My hypothesis is that the NYSE FANG+™ Index constituents are widely held by institutions and make up such a large percentage of the NASDAQ 100 and S&P 500 that it is fitting for the index futures to price in the overnight moves which are reflected in the opening prices when the cash market opens at 9:30 AM ET. Given the popularity of investing apps such as Robinhood, WeBull, Firstrade, etc., it seems reasonable to assume that the retail investor, who generally only trades during regular trading hours, is steering the bull.
This theory seems to hold some validity as the NYSE President Stacey Cunningham said on CNBC’s “Squawk Box” on Friday, July 24, 2020, that TD Ameritrade and Interactive Brokers reported high 2Q retail trading volumes, likely due to the zero-commission trading platforms as well as more consumers at home as a result of COVID-19.
Absent the February/March 2020 volatility surge when COVID-19 fears first surfaced and initial stay-at-home orders were implemented, officially ending the 10-year bull run, the market has been on a wild upward trajectory. On March 18, 2020 the NYSE FANG+™ Index declined by 30.4% from its all-time high on February 19, 2020. From the March 18, 2020 low through July 27, 2020, the NYSE FANG+™ Index returned 78.9% versus the NASDAQ 100’s 57.6% return and S&P 500’s seemingly paltry 47.8%. In fact, the NYSE FANG+™ Index has hit 13 all-time highs since the March 18, 2020 low.

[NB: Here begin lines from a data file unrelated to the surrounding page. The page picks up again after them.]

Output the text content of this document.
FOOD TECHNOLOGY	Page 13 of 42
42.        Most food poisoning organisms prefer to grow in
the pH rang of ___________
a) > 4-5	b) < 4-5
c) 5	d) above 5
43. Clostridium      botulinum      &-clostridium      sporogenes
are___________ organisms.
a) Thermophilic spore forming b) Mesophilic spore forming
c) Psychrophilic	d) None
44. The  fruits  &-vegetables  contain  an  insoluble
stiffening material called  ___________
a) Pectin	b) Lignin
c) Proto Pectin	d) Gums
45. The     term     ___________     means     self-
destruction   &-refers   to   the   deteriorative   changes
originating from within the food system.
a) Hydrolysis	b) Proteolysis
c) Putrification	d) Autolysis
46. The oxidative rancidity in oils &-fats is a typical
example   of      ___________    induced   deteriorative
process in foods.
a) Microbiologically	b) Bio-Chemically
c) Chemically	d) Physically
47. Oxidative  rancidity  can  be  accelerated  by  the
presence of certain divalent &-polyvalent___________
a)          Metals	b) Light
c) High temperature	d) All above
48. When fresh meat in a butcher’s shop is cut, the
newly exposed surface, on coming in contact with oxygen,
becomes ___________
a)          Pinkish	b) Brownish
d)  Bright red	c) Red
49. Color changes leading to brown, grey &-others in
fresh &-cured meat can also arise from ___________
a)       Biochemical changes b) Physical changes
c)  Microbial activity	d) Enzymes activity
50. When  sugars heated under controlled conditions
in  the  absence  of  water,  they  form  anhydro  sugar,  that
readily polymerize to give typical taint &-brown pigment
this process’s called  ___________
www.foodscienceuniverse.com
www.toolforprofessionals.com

As market technicians, we know the last stage of a bull market is a final explosive move driven by euphoric enthusiasm. Is this froth in the NYSE FANG+™ Index the signal for the finale of an amazing bull move? If so, what does that mean for the market as a whole, which has been largely dependent upon this “handful” of names to propel alpha? I am not prepared to blow the whistle on the FAANG+ universe, yet, at least until there is confirmation, but I am starting to ponder how much further investors can propel these names.